Escitalopram is the active S(+) enantiomer. The racemate, citalopram was first authorised in the European Community also by Sweden in 1989 (under the brand-name Cipramil).
On 19 May 2006, the European Commission informed the CMD(h) that information from the MPA and Lundbeck confirmed that the MA for escitalopram granted to Lundbeck was granted in 2001 according to Article 8 of Directive 2001/83/EC as a new chemical entity, and this was not questioned during the subsequent mutual recognition procedure. Therefore, the European Commission confirmed that data protection time (six/ten) years counted from 2001 for escitalopram has to be respected by generic companies and the competent authorities of the Member States. They also stated that companies referring to the medicinal product, citalopram, “no concerns regarding violation of data protection apply”. The MPA confirmed that Cipralex (escitalopram) is validated and approved as a new active substance.

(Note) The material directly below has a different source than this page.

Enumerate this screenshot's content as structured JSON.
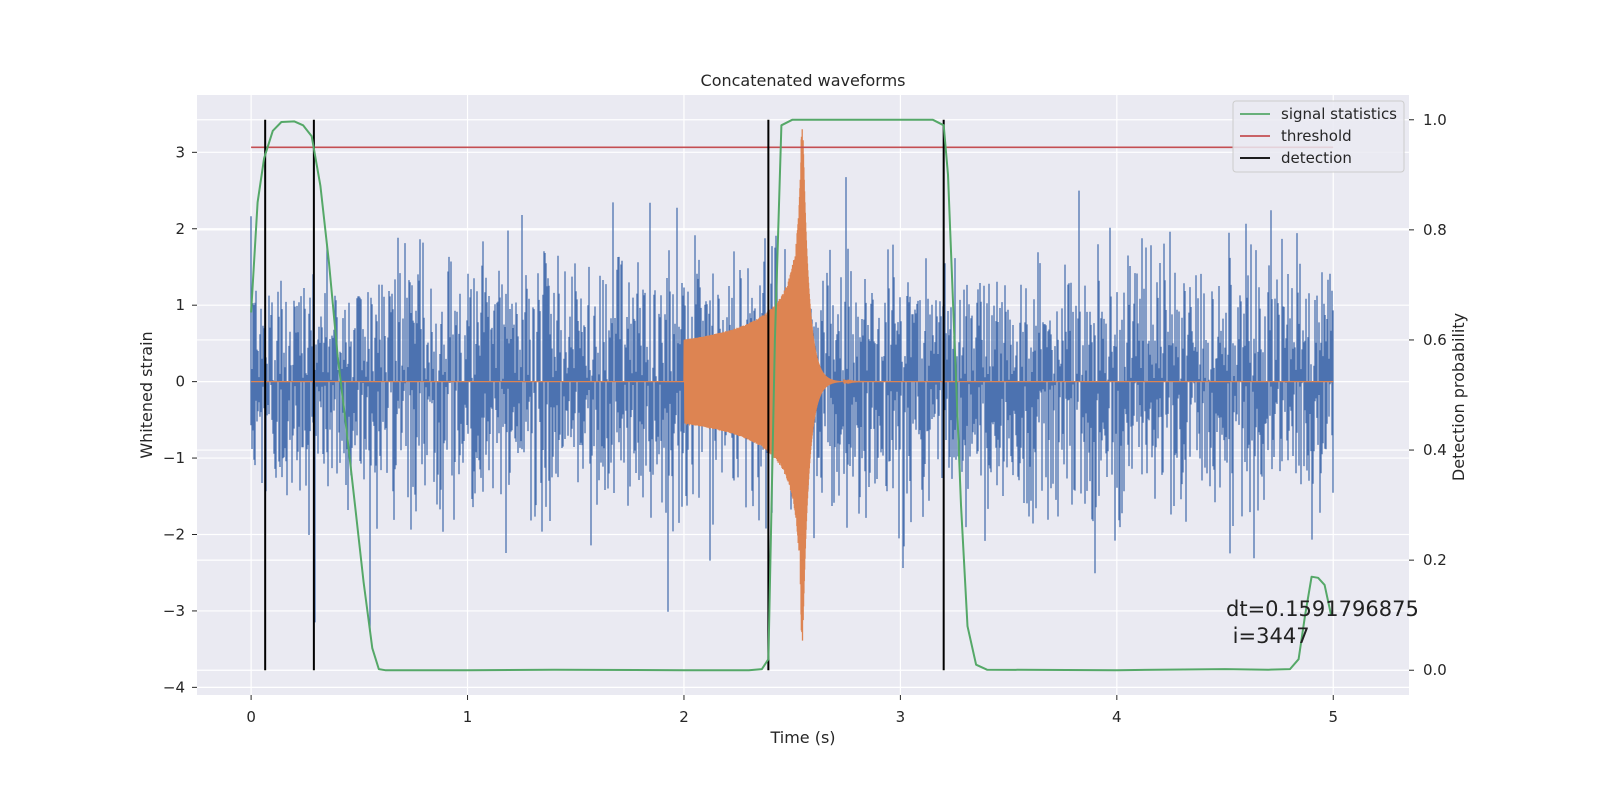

Following the hearing of 19 January 2010, the MEB considered in their decision the definition of a new active substance, and along with the definition of a generic product. The MEB concluded that for the application of 10(1) of Directive 2001/83/EC that it must be assumed that isomers or mixtures of isomers are considered to be “the same active substance” unless they differ significantly with regard to safety and efficacy. In the absence of a legal definition of “differ significantly in properties with regard to safety and efficacy”, the MEB looked at what regulatory authorities do, and concluded that this was akin to placebo controlled clinical trials, where differences between the placebo and the active substance have to be both statistically and clinically significant. The MEB concluded that the differences between escitalopram and citalopram regarding safety and efficacy are not clinically relevant.
Whether or not this interpretation is correct may be clarified when the General Court (formerly the Court of First Instance) makes its judgment in Case T-275/09 Sepracor Pharmaceuticals (Ireland) v Commission regarding eszopiclone.

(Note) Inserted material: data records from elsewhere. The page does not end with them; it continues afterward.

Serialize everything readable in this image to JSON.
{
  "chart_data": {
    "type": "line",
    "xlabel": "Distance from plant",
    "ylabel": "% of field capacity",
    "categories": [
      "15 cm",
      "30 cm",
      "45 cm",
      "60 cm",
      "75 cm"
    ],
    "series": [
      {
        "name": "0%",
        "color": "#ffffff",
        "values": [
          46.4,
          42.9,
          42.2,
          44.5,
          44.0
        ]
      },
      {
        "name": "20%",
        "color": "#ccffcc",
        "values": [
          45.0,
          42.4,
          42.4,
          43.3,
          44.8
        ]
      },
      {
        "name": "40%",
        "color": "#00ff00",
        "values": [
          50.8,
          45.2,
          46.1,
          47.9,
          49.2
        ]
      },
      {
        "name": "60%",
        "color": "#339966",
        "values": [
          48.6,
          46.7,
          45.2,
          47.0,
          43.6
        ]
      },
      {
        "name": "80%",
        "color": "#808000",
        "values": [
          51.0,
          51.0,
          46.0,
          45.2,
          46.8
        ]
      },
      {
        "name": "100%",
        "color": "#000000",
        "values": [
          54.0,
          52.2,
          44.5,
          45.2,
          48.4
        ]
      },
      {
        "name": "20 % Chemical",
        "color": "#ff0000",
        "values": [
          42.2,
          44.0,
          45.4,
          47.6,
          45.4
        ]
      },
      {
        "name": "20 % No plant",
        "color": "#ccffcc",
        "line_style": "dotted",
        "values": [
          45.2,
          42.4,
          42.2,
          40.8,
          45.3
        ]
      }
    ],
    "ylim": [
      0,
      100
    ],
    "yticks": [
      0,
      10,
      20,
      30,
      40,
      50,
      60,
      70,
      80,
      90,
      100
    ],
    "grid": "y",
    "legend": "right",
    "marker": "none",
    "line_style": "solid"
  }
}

Sepracor submitted an application for an MA for Lunivia (containing eszopiclone) to the EMA on 23 July 2007, and in October 2008 received a positive opinion from the CHMP that it should be granted an MA; but the CHMP also recommended that it should not be granted “new active substance” status. This was because eszopiclone was not considered by the CHMP to be significantly different to zoplicone with regard to safety and efficacy. Following submission of further data by the applicant, this opinion was confirmed in February 2009, and as a result Sepracor withdrew its application in May 2009, before the Commission decision to grant the MA. Sepracor stated that this opinion compromised the commercial viability of launching the product in Europe.
Sepracor has brought this case to annul the decision by the Commission that the "eszopiclone" contained in it was not a new active substance under Article 3(2) (a) of Regulation N° 726/2004. In support of its claims Sepracor says that there was a failure to apply the correct legal criteria for a new active substance.